Google AI Will Describe Images in 10 More Languages With Unified Translation Model
Google has released an AI tool to describe unlabeled images to those with impaired vision in 10 new languages in addition to the existing six. The linguistic expansion is thanks to a new singular model capable of producing and translating the description for the additional tongues.
Many screen readers rely on images having attached descriptions. Without those labels, it can be hard for those with difficulty seeing to understand what they are looking at. Google claims that billions of images online are unlabelled and inaccessible to the hundreds of millions of blind and visually impaired people. The AI feature produced by Google Research and Chrome Accessibility overcomes that limit by applying visual analytics and natural language processing to describe the image from scratch. Originally released in English two years ago, the feature extended its language options to include French, German, Hindi, Italian, and Spanish last year. That list has more than doubled with the latest release offering to describe images in Croatian, Czech, Dutch, Finnish, Indonesian, Norwegian, Portuguese, Russian, Swedish, and Turkish too. Though limited to natural pictures, as opposed to drawings or video stills, the linguistic feat is notable for how Google was able to link the new languages to the underlying AI tool.

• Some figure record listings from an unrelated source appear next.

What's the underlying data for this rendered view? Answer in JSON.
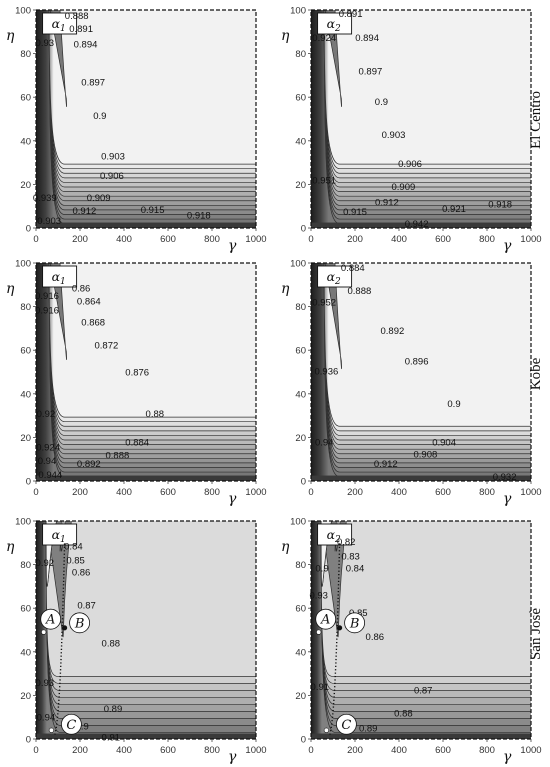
{
  "figure": {
    "row_labels": [
      "El Centro",
      "Kobe",
      "San Josè"
    ]
  },
  "chart_data": [
    {
      "type": "contour",
      "record": "El Centro",
      "panel_tag": "α",
      "panel_sub": "1",
      "xlabel": "γ",
      "ylabel": "η",
      "xlim": [
        0,
        1000
      ],
      "ylim": [
        0,
        100
      ],
      "xticks": [
        0,
        200,
        400,
        600,
        800,
        1000
      ],
      "yticks": [
        0,
        20,
        40,
        60,
        80,
        100
      ],
      "contour_levels": [
        0.888,
        0.891,
        0.894,
        0.897,
        0.9,
        0.903,
        0.906,
        0.909,
        0.912,
        0.915,
        0.918,
        0.93,
        0.939,
        0.903
      ],
      "labels": [
        {
          "text": "0.888",
          "x": 185,
          "y": 97.5
        },
        {
          "text": "0.891",
          "x": 205,
          "y": 91.5
        },
        {
          "text": "0.894",
          "x": 225,
          "y": 84.5
        },
        {
          "text": "0.897",
          "x": 260,
          "y": 67
        },
        {
          "text": "0.9",
          "x": 290,
          "y": 51.5
        },
        {
          "text": "0.903",
          "x": 350,
          "y": 33
        },
        {
          "text": "0.906",
          "x": 345,
          "y": 24
        },
        {
          "text": "0.909",
          "x": 285,
          "y": 14
        },
        {
          "text": "0.912",
          "x": 220,
          "y": 8
        },
        {
          "text": "0.915",
          "x": 530,
          "y": 8.5
        },
        {
          "text": "0.918",
          "x": 740,
          "y": 6
        },
        {
          "text": "0.93",
          "x": 40,
          "y": 85
        },
        {
          "text": "0.939",
          "x": 40,
          "y": 14
        },
        {
          "text": "0.903",
          "x": 60,
          "y": 3.5
        }
      ]
    },
    {
      "type": "contour",
      "record": "El Centro",
      "panel_tag": "α",
      "panel_sub": "2",
      "xlabel": "γ",
      "ylabel": "η",
      "xlim": [
        0,
        1000
      ],
      "ylim": [
        0,
        100
      ],
      "xticks": [
        0,
        200,
        400,
        600,
        800,
        1000
      ],
      "yticks": [
        0,
        20,
        40,
        60,
        80,
        100
      ],
      "contour_levels": [
        0.891,
        0.894,
        0.897,
        0.9,
        0.903,
        0.906,
        0.909,
        0.912,
        0.915,
        0.918,
        0.921,
        0.924,
        0.942,
        0.951
      ],
      "labels": [
        {
          "text": "0.891",
          "x": 180,
          "y": 98.5
        },
        {
          "text": "0.924",
          "x": 60,
          "y": 87.5
        },
        {
          "text": "0.894",
          "x": 255,
          "y": 87.5
        },
        {
          "text": "0.897",
          "x": 270,
          "y": 72
        },
        {
          "text": "0.9",
          "x": 320,
          "y": 58
        },
        {
          "text": "0.903",
          "x": 375,
          "y": 43
        },
        {
          "text": "0.906",
          "x": 450,
          "y": 29.5
        },
        {
          "text": "0.909",
          "x": 420,
          "y": 19
        },
        {
          "text": "0.912",
          "x": 345,
          "y": 12
        },
        {
          "text": "0.915",
          "x": 200,
          "y": 7.5
        },
        {
          "text": "0.942",
          "x": 480,
          "y": 2
        },
        {
          "text": "0.921",
          "x": 650,
          "y": 9
        },
        {
          "text": "0.918",
          "x": 860,
          "y": 11
        },
        {
          "text": "0.951",
          "x": 60,
          "y": 22
        }
      ]
    },
    {
      "type": "contour",
      "record": "Kobe",
      "panel_tag": "α",
      "panel_sub": "1",
      "xlabel": "γ",
      "ylabel": "η",
      "xlim": [
        0,
        1000
      ],
      "ylim": [
        0,
        100
      ],
      "xticks": [
        0,
        200,
        400,
        600,
        800,
        1000
      ],
      "yticks": [
        0,
        20,
        40,
        60,
        80,
        100
      ],
      "contour_levels": [
        0.86,
        0.864,
        0.868,
        0.872,
        0.876,
        0.88,
        0.884,
        0.888,
        0.892,
        0.916,
        0.92,
        0.924,
        0.94,
        0.944
      ],
      "labels": [
        {
          "text": "0.86",
          "x": 205,
          "y": 88.5
        },
        {
          "text": "0.916",
          "x": 50,
          "y": 85
        },
        {
          "text": "0.864",
          "x": 240,
          "y": 82.5
        },
        {
          "text": "0.916",
          "x": 50,
          "y": 78.5
        },
        {
          "text": "0.868",
          "x": 260,
          "y": 73
        },
        {
          "text": "0.872",
          "x": 320,
          "y": 62.5
        },
        {
          "text": "0.876",
          "x": 460,
          "y": 50
        },
        {
          "text": "0.88",
          "x": 540,
          "y": 31
        },
        {
          "text": "0.92",
          "x": 45,
          "y": 31
        },
        {
          "text": "0.884",
          "x": 460,
          "y": 18
        },
        {
          "text": "0.924",
          "x": 55,
          "y": 15.5
        },
        {
          "text": "0.94",
          "x": 50,
          "y": 9.5
        },
        {
          "text": "0.888",
          "x": 370,
          "y": 12
        },
        {
          "text": "0.892",
          "x": 240,
          "y": 8
        },
        {
          "text": "0.944",
          "x": 65,
          "y": 3
        }
      ]
    },
    {
      "type": "contour",
      "record": "Kobe",
      "panel_tag": "α",
      "panel_sub": "2",
      "xlabel": "γ",
      "ylabel": "η",
      "xlim": [
        0,
        1000
      ],
      "ylim": [
        0,
        100
      ],
      "xticks": [
        0,
        200,
        400,
        600,
        800,
        1000
      ],
      "yticks": [
        0,
        20,
        40,
        60,
        80,
        100
      ],
      "contour_levels": [
        0.884,
        0.888,
        0.892,
        0.896,
        0.9,
        0.904,
        0.908,
        0.912,
        0.932,
        0.936,
        0.94,
        0.952
      ],
      "labels": [
        {
          "text": "0.884",
          "x": 190,
          "y": 98
        },
        {
          "text": "0.888",
          "x": 220,
          "y": 87.5
        },
        {
          "text": "0.952",
          "x": 60,
          "y": 82
        },
        {
          "text": "0.892",
          "x": 370,
          "y": 69
        },
        {
          "text": "0.896",
          "x": 480,
          "y": 55
        },
        {
          "text": "0.936",
          "x": 70,
          "y": 50.5
        },
        {
          "text": "0.9",
          "x": 650,
          "y": 35.5
        },
        {
          "text": "0.904",
          "x": 605,
          "y": 18
        },
        {
          "text": "0.94",
          "x": 60,
          "y": 18
        },
        {
          "text": "0.908",
          "x": 520,
          "y": 12.5
        },
        {
          "text": "0.912",
          "x": 340,
          "y": 8
        },
        {
          "text": "0.932",
          "x": 880,
          "y": 2
        }
      ]
    },
    {
      "type": "contour",
      "record": "San Josè",
      "panel_tag": "α",
      "panel_sub": "1",
      "xlabel": "γ",
      "ylabel": "η",
      "xlim": [
        0,
        1000
      ],
      "ylim": [
        0,
        100
      ],
      "xticks": [
        0,
        200,
        400,
        600,
        800,
        1000
      ],
      "yticks": [
        0,
        20,
        40,
        60,
        80,
        100
      ],
      "contour_levels": [
        0.84,
        0.85,
        0.86,
        0.87,
        0.88,
        0.89,
        0.9,
        0.91,
        0.92,
        0.93,
        0.94
      ],
      "labels": [
        {
          "text": "0.84",
          "x": 170,
          "y": 88.5
        },
        {
          "text": "0.92",
          "x": 40,
          "y": 81
        },
        {
          "text": "0.85",
          "x": 180,
          "y": 82
        },
        {
          "text": "0.86",
          "x": 205,
          "y": 76.5
        },
        {
          "text": "0.87",
          "x": 230,
          "y": 61.5
        },
        {
          "text": "0.88",
          "x": 340,
          "y": 44
        },
        {
          "text": "0.93",
          "x": 40,
          "y": 26
        },
        {
          "text": "0.89",
          "x": 350,
          "y": 14
        },
        {
          "text": "0.94",
          "x": 45,
          "y": 10
        },
        {
          "text": "0.9",
          "x": 210,
          "y": 6
        },
        {
          "text": "0.91",
          "x": 340,
          "y": 1
        }
      ],
      "points": [
        {
          "label": "A",
          "x": 35,
          "y": 49
        },
        {
          "label": "B",
          "x": 130,
          "y": 51
        },
        {
          "label": "C",
          "x": 70,
          "y": 4
        }
      ]
    },
    {
      "type": "contour",
      "record": "San Josè",
      "panel_tag": "α",
      "panel_sub": "2",
      "xlabel": "γ",
      "ylabel": "η",
      "xlim": [
        0,
        1000
      ],
      "ylim": [
        0,
        100
      ],
      "xticks": [
        0,
        200,
        400,
        600,
        800,
        1000
      ],
      "yticks": [
        0,
        20,
        40,
        60,
        80,
        100
      ],
      "contour_levels": [
        0.82,
        0.83,
        0.84,
        0.85,
        0.86,
        0.87,
        0.88,
        0.89,
        0.9,
        0.91,
        0.93
      ],
      "labels": [
        {
          "text": "0.82",
          "x": 160,
          "y": 90.5
        },
        {
          "text": "0.83",
          "x": 180,
          "y": 84
        },
        {
          "text": "0.9",
          "x": 50,
          "y": 78.5
        },
        {
          "text": "0.84",
          "x": 200,
          "y": 78.5
        },
        {
          "text": "0.93",
          "x": 35,
          "y": 66
        },
        {
          "text": "0.85",
          "x": 215,
          "y": 58
        },
        {
          "text": "0.86",
          "x": 290,
          "y": 47
        },
        {
          "text": "0.91",
          "x": 40,
          "y": 24
        },
        {
          "text": "0.87",
          "x": 510,
          "y": 22.5
        },
        {
          "text": "0.88",
          "x": 420,
          "y": 12
        },
        {
          "text": "0.89",
          "x": 260,
          "y": 5
        }
      ],
      "points": [
        {
          "label": "A",
          "x": 35,
          "y": 49
        },
        {
          "label": "B",
          "x": 130,
          "y": 51
        },
        {
          "label": "C",
          "x": 70,
          "y": 4
        }
      ]
    }
  ]
}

“The major innovation behind this launch is the development of a single machine learning model that generates descriptions in each of the supported languages. This enables a more equitable user experience across languages in the sense that the generated image descriptions in any two languages can often be regarded as translations that respect the image details,” Chrome accessibility software engineer Dominic Mazzoni wrote in a blog post. “We considered fairness, safety and quality when developing this feature and implemented a process to evaluate the images and captions along these dimensions before they’re eligible to be shown to users. We are excited to take this next step towards improving accessibility for more people around the world and look forward to expanding support to more languages in the future.”
The unlabelled descriptions are similar to the way the Voice Access app for Android can spot and control icons on a screen regardless of labeling with more flexible language, on top of the ‘visual cortex’ for improving AI labeling. It all ties into Google’s many accessibility projects. The tech giant has been eager to showcase how it is accessible to those with disabilities through features like Android Action Blocks, Sound Notifications that alert people who can’t hear critical noises, eye-tracking controls, the Lookout feature that can read food labels for Android, and the voice cues for Google Maps to guide people with limited sight. There’s also the new Project Relate app to help those with speech impairments use Google Assistant.